Noting that nano-specific data is not always provided for food contact materials (FCMs) and food/feed additives that include nanomaterials assessed by its Panels, EFSA explains that “[t]he use of a nanomaterial in food/feed and related applications will need to be assessed for safety to fulfil requirements of the relevant EU food laws, and in accordance with the provisions of this Guidance.”

The draft Guidance considers scientific developments that have taken place since publication of the 2011 guidance. In particular, it details nano-specific considerations related to in vivo and in vitro toxicological studies and outlines a tiered framework for toxicological testing. The draft Guidance also discusses how to establish whether a material is a nanomaterial, how to conduct an exposure assessment, and hazard identification and characterization.

The draft Guidance provides the following guidance summary for FCMs:

  • Detailed physicochemical characterization of the nanomaterial used as additive or applied as a surface coating on a food contact material must be provided;
  • Exposure to a nanomaterial must be assessed based on the experimental data on migration or transfer from a FCM to food. Potential release of the nanomaterial from the FCM due to mechanical stress or physical disintegration of a FCM polymer matrix should also be considered;
  • Appropriate techniques should be used to both quantitatively and qualitatively determine the migrating species, and to establish whether they are in nanoparticulate or solubilized/degraded form; and
  • A case may be made for exemption from carrying out toxicological investigations where it can be shown that either the migrating species are not in nanomaterial form (in that case standard risk assessment should apply), or migration of the nanomaterial is only in trace amounts.

The conclusions in the draft Guidance also highlight, inter alia, the following points that may be of particular relevance for FCMs:

  • Irrespective of the presence of a nanomaterial, the existing requirements for safety assessment per EFSA Guidances for conventional non-nanomaterials under relevant regulations must be followed (for example, in the case of FCMs, this would include EFSA’s Note for Guidance for the preparation of an application for the safety assessment of a substance to be used in plastic food contact materials, as last updated on May 8, 2017);
  • The existing risk assessment paradigm for chemicals is also applicable to nanomaterials.

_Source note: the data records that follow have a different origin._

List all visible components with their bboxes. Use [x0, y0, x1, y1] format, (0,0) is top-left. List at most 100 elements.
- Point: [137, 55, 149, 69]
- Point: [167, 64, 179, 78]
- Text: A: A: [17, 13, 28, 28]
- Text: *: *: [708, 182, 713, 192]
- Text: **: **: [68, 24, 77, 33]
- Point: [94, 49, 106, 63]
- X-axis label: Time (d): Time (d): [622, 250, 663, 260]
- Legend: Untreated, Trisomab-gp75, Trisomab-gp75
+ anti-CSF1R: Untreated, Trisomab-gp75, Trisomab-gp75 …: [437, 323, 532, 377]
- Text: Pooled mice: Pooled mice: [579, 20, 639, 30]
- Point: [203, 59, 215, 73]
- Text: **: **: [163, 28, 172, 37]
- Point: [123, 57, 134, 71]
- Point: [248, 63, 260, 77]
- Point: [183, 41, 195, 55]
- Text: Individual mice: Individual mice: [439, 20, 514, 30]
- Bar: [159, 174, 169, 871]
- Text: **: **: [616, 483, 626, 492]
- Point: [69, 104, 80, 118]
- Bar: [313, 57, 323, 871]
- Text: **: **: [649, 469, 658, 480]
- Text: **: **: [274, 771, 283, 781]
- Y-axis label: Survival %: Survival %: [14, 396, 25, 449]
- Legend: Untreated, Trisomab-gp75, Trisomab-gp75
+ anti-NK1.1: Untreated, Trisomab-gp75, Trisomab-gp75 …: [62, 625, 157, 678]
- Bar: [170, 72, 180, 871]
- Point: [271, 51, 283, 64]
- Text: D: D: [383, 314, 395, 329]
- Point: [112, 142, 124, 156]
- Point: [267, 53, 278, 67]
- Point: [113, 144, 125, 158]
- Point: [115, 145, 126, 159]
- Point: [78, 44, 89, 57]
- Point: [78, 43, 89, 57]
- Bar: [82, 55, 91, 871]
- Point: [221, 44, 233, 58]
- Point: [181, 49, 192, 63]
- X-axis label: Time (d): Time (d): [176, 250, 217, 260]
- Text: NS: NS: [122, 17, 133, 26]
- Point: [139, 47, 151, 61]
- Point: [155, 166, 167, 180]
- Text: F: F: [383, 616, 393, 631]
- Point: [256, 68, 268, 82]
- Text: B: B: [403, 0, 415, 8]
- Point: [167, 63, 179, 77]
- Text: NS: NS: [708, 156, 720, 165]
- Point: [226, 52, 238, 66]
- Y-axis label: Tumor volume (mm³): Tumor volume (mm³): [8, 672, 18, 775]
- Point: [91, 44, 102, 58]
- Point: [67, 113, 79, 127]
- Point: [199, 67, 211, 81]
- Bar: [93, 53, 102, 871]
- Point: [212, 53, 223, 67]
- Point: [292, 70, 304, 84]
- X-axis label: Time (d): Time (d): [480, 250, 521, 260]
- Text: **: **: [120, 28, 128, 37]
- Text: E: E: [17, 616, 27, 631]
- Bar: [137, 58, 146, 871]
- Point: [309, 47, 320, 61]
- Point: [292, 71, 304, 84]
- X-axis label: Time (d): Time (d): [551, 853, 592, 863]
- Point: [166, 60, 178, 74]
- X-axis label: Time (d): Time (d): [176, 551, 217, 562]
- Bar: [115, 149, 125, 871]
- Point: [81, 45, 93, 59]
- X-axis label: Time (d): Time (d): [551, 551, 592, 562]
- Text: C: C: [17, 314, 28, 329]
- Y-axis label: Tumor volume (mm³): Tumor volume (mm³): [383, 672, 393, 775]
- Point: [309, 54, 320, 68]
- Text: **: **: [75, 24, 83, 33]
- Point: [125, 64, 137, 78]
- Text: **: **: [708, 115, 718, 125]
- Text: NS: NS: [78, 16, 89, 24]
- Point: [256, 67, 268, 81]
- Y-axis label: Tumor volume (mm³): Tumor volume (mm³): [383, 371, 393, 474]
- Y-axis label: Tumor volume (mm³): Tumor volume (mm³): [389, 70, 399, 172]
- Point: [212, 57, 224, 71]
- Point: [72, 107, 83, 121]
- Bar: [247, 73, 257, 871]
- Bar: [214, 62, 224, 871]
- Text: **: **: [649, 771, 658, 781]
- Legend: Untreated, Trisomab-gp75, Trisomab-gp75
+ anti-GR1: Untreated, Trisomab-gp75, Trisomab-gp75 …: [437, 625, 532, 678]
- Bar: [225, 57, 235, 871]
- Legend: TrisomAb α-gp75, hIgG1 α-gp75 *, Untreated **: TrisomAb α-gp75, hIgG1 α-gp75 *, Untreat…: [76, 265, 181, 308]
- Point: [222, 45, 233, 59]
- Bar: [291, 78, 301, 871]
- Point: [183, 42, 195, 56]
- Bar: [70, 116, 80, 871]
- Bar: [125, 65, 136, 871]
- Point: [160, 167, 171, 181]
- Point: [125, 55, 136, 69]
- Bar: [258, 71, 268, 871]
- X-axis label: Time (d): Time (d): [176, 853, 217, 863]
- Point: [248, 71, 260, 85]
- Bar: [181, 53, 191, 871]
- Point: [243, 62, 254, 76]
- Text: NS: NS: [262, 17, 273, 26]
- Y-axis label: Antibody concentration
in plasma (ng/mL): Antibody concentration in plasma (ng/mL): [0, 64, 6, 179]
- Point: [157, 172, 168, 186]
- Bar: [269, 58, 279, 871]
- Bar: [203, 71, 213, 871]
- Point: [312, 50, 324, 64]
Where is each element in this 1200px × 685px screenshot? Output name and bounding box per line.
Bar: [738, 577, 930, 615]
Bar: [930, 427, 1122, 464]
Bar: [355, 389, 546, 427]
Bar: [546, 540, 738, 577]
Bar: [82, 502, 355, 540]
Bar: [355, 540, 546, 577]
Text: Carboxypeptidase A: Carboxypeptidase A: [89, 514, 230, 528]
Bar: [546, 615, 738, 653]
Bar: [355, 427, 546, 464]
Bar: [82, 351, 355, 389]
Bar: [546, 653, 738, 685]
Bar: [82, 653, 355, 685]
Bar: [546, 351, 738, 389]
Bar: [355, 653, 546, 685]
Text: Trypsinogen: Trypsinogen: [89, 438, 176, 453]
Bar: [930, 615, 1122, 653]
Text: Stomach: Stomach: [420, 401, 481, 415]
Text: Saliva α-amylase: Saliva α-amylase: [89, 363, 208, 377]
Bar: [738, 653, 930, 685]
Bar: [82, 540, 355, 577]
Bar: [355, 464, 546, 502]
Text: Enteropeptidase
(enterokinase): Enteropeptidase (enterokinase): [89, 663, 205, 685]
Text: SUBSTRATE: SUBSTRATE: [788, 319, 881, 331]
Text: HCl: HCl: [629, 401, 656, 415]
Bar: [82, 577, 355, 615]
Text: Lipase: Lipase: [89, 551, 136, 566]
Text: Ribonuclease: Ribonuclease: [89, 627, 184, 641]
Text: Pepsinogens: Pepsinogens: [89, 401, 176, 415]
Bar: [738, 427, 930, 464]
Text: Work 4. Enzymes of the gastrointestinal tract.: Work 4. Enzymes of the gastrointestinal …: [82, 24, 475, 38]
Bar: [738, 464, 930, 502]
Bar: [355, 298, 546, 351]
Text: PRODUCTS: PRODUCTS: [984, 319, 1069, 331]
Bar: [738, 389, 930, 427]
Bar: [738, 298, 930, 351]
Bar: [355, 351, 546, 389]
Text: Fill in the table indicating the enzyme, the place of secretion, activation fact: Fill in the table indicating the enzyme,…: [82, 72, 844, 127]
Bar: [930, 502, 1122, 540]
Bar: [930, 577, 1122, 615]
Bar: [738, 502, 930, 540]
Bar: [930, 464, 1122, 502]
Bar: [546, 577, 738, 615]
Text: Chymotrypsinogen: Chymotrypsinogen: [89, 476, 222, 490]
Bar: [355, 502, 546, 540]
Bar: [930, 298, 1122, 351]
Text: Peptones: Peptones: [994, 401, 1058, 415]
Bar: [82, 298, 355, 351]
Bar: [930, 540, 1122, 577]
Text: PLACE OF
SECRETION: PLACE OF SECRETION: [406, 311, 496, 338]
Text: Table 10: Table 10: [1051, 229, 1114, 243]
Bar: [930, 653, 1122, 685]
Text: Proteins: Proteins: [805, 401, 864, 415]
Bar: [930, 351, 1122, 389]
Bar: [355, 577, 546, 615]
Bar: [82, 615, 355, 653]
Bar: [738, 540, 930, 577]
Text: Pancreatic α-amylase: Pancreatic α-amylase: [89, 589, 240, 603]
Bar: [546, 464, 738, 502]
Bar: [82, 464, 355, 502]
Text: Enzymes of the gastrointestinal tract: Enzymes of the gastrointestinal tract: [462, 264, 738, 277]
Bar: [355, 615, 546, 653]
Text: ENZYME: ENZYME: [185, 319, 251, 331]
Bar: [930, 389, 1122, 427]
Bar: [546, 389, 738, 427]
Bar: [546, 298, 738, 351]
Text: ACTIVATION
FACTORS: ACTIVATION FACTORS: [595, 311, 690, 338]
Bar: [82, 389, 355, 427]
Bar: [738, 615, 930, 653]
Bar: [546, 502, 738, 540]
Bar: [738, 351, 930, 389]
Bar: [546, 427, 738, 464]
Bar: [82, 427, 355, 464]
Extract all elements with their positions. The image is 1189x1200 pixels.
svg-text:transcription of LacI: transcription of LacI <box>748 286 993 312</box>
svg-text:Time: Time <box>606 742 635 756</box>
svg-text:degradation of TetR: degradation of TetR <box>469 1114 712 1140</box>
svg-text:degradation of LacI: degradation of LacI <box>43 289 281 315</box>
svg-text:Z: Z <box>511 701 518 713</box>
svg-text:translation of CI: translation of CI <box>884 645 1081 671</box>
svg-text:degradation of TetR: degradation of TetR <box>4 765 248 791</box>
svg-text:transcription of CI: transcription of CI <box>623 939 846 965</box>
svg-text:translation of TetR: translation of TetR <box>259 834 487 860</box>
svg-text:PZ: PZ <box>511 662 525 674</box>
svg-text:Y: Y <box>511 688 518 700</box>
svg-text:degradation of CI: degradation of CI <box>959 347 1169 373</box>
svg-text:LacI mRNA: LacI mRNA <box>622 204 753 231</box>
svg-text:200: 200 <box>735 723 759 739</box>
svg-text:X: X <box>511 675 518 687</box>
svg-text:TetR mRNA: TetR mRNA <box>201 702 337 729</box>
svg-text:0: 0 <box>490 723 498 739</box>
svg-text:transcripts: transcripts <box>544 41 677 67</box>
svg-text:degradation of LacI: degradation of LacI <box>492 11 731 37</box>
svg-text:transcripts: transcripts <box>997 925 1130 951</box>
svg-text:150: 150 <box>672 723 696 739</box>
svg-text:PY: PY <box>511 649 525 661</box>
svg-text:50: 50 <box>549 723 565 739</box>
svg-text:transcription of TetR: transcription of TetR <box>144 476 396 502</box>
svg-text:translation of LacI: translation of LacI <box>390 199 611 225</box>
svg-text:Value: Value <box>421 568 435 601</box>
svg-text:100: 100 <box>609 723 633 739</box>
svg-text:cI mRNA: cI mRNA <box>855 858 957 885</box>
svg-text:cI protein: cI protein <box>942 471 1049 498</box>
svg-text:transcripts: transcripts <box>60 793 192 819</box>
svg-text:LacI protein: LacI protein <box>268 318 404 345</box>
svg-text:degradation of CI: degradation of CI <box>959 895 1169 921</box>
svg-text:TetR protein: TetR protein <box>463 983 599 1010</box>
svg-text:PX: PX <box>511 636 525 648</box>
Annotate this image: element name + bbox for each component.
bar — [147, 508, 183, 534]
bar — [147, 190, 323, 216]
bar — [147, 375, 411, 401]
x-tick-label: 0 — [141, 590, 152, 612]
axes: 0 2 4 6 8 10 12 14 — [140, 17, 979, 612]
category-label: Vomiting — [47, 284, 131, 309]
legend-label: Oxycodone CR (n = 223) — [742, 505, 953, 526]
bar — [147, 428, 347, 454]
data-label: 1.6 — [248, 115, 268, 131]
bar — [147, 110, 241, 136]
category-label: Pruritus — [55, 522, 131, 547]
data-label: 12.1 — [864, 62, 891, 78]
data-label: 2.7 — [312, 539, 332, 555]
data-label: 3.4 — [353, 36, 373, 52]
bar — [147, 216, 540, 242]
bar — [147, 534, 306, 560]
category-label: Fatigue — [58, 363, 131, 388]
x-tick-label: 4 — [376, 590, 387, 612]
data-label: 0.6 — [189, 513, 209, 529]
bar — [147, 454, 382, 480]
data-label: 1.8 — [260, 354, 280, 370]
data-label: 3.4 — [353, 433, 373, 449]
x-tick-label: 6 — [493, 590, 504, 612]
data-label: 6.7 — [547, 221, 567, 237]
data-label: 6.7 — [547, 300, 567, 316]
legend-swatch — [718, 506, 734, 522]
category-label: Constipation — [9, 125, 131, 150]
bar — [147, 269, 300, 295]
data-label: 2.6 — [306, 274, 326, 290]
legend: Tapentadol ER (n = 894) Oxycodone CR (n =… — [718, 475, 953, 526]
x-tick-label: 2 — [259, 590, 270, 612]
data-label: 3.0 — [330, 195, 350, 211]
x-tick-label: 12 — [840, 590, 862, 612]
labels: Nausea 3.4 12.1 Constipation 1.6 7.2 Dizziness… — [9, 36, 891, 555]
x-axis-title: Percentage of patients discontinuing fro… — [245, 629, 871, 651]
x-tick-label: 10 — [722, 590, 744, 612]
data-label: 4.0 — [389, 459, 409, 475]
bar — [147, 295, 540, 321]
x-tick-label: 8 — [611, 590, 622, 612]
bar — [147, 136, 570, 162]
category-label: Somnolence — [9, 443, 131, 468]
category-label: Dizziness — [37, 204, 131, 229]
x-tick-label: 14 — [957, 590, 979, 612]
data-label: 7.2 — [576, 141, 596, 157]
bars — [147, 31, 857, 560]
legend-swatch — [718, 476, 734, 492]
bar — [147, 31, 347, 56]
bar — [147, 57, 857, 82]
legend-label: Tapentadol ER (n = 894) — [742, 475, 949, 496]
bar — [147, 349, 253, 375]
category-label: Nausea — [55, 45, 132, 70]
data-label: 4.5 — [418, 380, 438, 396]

However, testing of nanomaterials needs consideration of certain nanospecific aspects that have been highlighted in this draft Guidance;
  • The draft Guidance proposes a structured pathway for carrying out safety assessments of nanomaterials in food/feed and related applications, and provides practical suggestions for the types of testing needed and the methods that can be used for this purpose; and
  • The draft Guidance also highlights certain gaps where further research is needed to facilitate adequate safety assessment of materials that consist of small-sized particles.

Written comments on the draft Guidance are due by March 4, 2018. Details on how to submit comments can be found on EFSA’s website.